„Was
die Menschen in Europa nicht verstehen, ist, dass es für einen
Geflüchteten,
der in Libyen ankommt, weniger gefährlich ist, die Flucht
über das Mittelmeer zu wagen, als zurück in sein Ursprungsland
zurück zu gehen,“ sagt A., ein junger Mann aus dem Senegal, der
vor zwei Jahren nach Italien gekommen ist. Wie viele andere
Senegalesen verfolgt er die Rettungsmanöver im Mittelmeer von seinem
Fernseher aus. Dies tut er mit gemischten Gefühlen: Einerseits
empfindet er eine vorübergehende Erleichterung, andererseits kommt
in ihm Wut und Ohnmacht auf. „Wer noch nie in Libyen war, kann sich
nicht im Entferntesten vorstellen, wie es ist, dort um sein Überleben
zu kämpfen.

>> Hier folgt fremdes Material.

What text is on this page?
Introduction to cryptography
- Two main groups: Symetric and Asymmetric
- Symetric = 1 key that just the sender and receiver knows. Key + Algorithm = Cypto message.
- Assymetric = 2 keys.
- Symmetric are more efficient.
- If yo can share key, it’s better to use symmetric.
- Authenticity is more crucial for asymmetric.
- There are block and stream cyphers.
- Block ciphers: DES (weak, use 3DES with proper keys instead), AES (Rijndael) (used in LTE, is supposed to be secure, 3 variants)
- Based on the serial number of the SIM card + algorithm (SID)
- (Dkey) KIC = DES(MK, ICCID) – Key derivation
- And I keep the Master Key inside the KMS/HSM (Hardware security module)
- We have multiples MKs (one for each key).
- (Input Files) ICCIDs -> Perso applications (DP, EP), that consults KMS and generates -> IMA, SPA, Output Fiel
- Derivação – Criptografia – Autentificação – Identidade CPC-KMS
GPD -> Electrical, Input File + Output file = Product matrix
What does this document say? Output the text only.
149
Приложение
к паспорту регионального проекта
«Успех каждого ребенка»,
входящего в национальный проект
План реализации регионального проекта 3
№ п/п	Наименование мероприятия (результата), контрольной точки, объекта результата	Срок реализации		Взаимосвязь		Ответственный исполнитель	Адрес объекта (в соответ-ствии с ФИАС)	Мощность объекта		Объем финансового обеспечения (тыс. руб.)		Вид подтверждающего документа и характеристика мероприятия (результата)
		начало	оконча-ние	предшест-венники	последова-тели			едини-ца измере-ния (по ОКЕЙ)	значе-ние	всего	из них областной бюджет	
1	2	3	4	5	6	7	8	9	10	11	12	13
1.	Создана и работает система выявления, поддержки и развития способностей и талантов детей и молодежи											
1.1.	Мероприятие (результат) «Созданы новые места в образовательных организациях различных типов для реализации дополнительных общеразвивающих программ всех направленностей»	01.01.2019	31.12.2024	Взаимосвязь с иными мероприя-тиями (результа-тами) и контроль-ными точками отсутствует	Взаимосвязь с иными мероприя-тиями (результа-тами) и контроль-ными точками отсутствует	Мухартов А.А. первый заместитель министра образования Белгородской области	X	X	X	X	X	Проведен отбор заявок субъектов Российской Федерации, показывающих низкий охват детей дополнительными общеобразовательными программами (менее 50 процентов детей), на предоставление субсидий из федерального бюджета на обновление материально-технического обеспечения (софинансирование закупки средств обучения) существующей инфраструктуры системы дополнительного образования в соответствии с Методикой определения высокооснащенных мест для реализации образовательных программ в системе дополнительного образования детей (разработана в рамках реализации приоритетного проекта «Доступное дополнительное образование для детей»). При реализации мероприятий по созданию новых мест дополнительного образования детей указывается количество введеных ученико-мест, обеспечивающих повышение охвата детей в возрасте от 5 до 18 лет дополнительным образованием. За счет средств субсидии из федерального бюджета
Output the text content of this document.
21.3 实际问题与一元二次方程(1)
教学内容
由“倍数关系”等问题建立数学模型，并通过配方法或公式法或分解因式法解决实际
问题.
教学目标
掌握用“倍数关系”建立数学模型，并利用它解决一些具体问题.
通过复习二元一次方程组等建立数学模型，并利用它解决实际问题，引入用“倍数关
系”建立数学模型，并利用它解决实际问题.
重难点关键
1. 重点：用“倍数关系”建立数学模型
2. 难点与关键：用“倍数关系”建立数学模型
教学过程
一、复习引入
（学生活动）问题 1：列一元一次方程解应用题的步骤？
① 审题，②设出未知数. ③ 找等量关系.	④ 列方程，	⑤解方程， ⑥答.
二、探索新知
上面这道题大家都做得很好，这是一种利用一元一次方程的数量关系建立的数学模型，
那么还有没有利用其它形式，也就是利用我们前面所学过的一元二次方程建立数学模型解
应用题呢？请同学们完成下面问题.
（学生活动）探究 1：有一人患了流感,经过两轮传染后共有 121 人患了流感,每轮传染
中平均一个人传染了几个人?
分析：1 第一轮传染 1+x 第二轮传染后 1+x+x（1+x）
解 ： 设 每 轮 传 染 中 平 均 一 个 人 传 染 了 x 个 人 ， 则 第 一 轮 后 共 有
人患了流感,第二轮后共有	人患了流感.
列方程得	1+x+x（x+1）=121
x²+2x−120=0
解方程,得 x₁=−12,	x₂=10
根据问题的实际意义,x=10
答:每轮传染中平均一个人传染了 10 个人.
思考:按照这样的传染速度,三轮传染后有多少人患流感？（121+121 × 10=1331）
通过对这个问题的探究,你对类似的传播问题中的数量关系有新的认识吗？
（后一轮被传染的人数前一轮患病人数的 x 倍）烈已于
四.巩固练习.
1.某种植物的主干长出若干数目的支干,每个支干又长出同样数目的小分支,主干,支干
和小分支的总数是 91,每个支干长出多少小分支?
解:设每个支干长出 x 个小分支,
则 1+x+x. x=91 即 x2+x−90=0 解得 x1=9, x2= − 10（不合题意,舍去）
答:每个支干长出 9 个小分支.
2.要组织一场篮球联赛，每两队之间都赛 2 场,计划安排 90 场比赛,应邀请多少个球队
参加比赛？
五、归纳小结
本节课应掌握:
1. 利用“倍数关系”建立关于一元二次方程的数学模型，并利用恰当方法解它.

So wie jeder hier in Europa ein Handy mit sich trägt,
trägt jeder Libyer
jeglichen Alters eine
Waffe mit sich – stets griffbereit. Aber das will hier in Italien
niemand hören,“ erzählt er weiter.
Die Handelsflotte Jaguar St. John’s im Hafen von Pozzallo - Ph. Lucia Borghi |
Wovon
die Medien in den letzten Tagen berichten, sind die zahlreichen
Ankünfte
und
Rettungen von
13000 Migrant*innen, die in wenigen Tagen an
den Küsten von Silzilien, Kalabrien,
Sardinien und Apulien gelandet sind, gemeinsam
mit den Leichen derer, die die Überfahrt nicht überlebt haben.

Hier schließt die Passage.